Mecz dobrze rozpoczął się dla Podbeskidzia. Już w 7 minucie Przemysław Mystkowski przejął piłkę na połowie przeciwnika, by po chwili dograć na dziesiąty metr do Miłosza Kozaka, który pewnym strzałem posłał piłkę do siatki. W dalszej części odsłony żadna ze stron nie pokusiła się o zdobycie gola.

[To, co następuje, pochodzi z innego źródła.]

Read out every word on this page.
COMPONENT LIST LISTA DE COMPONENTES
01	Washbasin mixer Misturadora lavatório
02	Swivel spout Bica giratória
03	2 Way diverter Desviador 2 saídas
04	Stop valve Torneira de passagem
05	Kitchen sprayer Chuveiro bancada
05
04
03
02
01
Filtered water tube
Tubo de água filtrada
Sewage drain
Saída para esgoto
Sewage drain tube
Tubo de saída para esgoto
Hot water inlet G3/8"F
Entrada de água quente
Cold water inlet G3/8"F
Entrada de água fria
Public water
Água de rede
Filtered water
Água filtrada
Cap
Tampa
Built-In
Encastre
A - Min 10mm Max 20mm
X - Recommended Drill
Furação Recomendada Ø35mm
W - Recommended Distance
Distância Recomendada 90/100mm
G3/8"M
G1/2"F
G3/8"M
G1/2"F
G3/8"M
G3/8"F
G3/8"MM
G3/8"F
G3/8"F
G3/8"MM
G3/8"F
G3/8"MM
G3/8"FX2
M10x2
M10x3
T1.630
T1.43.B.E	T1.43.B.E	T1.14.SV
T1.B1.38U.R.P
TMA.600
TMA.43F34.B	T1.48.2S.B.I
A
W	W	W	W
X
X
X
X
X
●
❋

Początek drugiej części gry nie obniżył poziomu zaciętości gry. Po godzinie gry serbski zespół był bliski wyrównania, ale Rafał Leszczyński sparował piłkę po uderzeniu z woleja. "Górale" odpowiedzieli dwiema akcjami - Łukasz Sierpina strzelał niecelnie, a minimalnie spóźniony w dobrej akcji był "Chopi".

Na kwadrans przed końcem meczu "Chopi" ponownie miał szansę na zdobycie bramki.  Przemysław Płacheta wycofał do hiszpańskiego pomocnika, którego strzał o niespełna metr minął bramkę serbskiej drużyny. Po chwili zawodnikom z Bielska-BIałej przytrafił się błąd w rozegraniu piłki na własnej połowie. Niepotrzebna strata piłki przed własnym polem karnym zakończyła się bramką wyrównującą. 

FK Backa Topola - Podbeskidzie Bielsko-Biała 1:1 (0:1)
Bramka: Kozak (7')

Podbeskidzie: Fabisiak - Jaroch, Oleksy, Bougaidis, Komor - Kostor, Kozak, Guga, Mystkowski, Rakowski - Roginić. II połowa: R. Leszczyński - Modelski, Wiktorski, Jończy, Gach - Sierpina, Gomez, Rzuchowski, Płacheta (80. Hilbrycht) - Gandara - Sabala.